Extracting himself from Ramattra’s side feels like shedding a piece of his soul. Disconnecting the tether even more so, his mind left cold and empty where once there was another to share it. It is a strange sensation, considering the long years they have spent apart, but he realises now that he may have underestimated the grief still present in his heart. The thought will require extensive meditation later.
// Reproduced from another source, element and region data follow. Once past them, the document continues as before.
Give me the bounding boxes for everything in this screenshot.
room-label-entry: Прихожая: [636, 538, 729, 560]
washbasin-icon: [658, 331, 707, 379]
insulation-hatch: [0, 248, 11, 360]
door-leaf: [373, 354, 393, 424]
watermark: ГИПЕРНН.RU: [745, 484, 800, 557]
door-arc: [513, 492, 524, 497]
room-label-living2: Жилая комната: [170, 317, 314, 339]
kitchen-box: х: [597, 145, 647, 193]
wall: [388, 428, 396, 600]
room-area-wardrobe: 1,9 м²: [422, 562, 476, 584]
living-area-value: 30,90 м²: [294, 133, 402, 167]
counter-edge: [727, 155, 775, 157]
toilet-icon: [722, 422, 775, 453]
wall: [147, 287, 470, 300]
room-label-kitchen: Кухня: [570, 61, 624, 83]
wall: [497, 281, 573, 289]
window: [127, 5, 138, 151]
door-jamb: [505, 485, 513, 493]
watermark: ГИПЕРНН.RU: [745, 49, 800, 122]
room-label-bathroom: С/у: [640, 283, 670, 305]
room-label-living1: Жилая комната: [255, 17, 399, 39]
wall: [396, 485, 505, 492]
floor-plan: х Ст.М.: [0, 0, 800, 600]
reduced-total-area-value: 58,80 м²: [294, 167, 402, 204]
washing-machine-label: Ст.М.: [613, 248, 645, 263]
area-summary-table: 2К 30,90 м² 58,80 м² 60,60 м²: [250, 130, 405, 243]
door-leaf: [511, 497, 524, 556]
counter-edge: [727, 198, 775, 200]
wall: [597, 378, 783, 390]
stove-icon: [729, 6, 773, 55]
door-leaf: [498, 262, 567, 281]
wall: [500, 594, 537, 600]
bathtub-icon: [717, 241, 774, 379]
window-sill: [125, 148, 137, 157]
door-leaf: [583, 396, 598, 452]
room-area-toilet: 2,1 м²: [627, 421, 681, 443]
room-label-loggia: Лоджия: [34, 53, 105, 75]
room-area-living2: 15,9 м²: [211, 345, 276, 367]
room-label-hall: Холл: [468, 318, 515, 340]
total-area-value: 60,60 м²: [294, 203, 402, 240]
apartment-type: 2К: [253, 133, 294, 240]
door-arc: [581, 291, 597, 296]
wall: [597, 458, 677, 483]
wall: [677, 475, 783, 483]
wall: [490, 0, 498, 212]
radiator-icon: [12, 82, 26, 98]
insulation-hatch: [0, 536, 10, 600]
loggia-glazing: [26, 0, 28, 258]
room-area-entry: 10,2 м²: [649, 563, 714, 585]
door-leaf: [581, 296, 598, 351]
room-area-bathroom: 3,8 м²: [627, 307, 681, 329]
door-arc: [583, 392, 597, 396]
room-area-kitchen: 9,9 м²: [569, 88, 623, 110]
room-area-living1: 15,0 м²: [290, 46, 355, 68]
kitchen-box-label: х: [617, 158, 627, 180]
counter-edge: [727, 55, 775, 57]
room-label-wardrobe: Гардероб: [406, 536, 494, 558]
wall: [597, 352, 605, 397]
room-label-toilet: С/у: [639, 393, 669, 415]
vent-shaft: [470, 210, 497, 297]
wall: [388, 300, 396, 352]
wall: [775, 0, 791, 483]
“I trust you will be alright?” With his feet lifted again from the floor, Zenyatta asks back into the depths of the cell. Ramattra has stood and already turned away, and in the light of morning the damage to his chassis is even greater than Zenyatta had assessed the night before. It is a wonder that he stands at all, but Ramattra always did have a stubbornness to him that extended beyond the simple build of his model.
“You have given me much to consider,” Ramattra says, his disposition returned to the careful neutrality that marks a noble leader rather than a friend. With his back turned, Zenyatta cannot read the level of sincerity behind the words, and he wonders if his chance to convince Ramattra might have already passed him by. But then Ramattra shifts, just enough for Zenyatta to catch the edge of his faceplate over his shoulder, and says, “I am true to my word, Zenyatta. I will give it thought.”
It is not the joyous reunion of their paths that Zenyatta had foolishly allowed himself to see in his dreams, but for now, it will have to be enough.